According to Jones, the latest encumbrance to responsible investing is the performance test because of the prudential regulator’s benchmark not taking into consideration social outcomes for ESG and faith-based sectors.

Jones said he has already announced his intention to address the “alarming anomaly” that could cause the current benchmarks to drive faith-based investing funds out of the market.

“A perverse outcome for a government which purports to champion the role of choice in superannuation and investment.”

However, Jones reiterated his call the performance test would be allowed to run full cycle over two years before committing to any specific changes.

“The YFYS legislation, particularly its benchmarking tests are going to need to be reviewed because we’re quite certain they’re already having some unintended negative consequences,” he said.
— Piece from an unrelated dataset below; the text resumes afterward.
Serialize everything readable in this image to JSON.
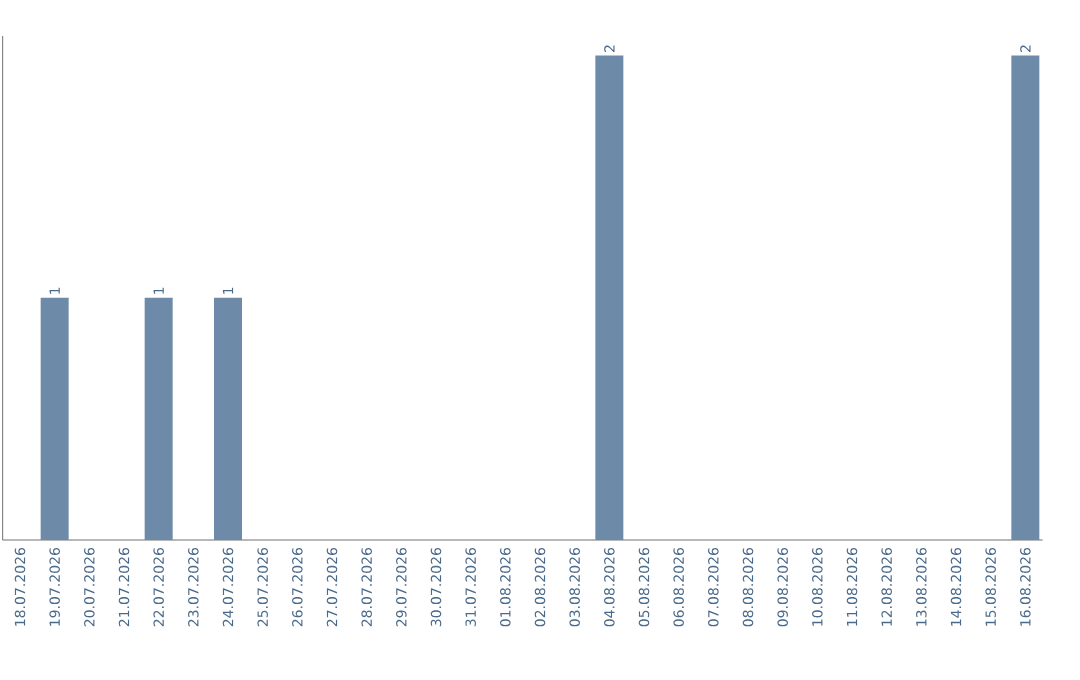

“We want to ensure the proper objective of holding funds to account for their investment returns and costs doesn’t interfere with the equally quite proper objective of funds to drive economic and social outcomes.”

Australia ‘completely fell down’ on ESG

In a separate keynote speech earlier that morning, Conexus Financial chief executive Fiona Reynolds said government members who have used super as a partisan-wedge issue have not helped the industry. (Conexus Financial is the publisher of Investment Magazine.)

Fiona Reynolds

“Calling out super funds and other investors in the front page of the newspapers when [the funds] are doing things in their members best interests but acting like they aren’t, that’s not been helpful at all,” she said.

Reynolds returned to Australia in March after almost a decade as CEO of the UN Principles of Responsible Investment in London.

She said since being back in Australia the funds she spoke to are struggling to focus on ESG because the performance test had shifted their priorities.

“They know they should be putting more money into renewables and new areas [but instead] they’re going to be scaling back to meet the performance test otherwise they won’t stay alive,” she said.

Reynolds described Australia as being “middle of the pack” when it came to responsible investing, after being an early adopter it is now stagnating in the area.

“There was so much focus in the super industry about staying alive as a fund. Constantly changing regulations and the Global Financial Crisis slowed things down in Australia,” she said.

There’s a lot Australia needs to do to improve, Reynolds said, and she added she was disappointed with the lack of resources allocated to responsible investment in the country.

“You’d be lucky if anyone had ESG people. Now we have a war for talent and there’s not enough people. Why is that? Because we didn’t invest in people way back when we should have. Now we have one investor stealing staff from another investor,” she said.

Reynolds said one of the problems in this area is that nothing gets “ticked off the list”.

“In the whole time I’ve worked in this space, we haven’t solved any complete problems. We just keep adding and adding to the list. In some ways that’s good, but in other ways we’re spreading ourselves thin with the resources that we have.”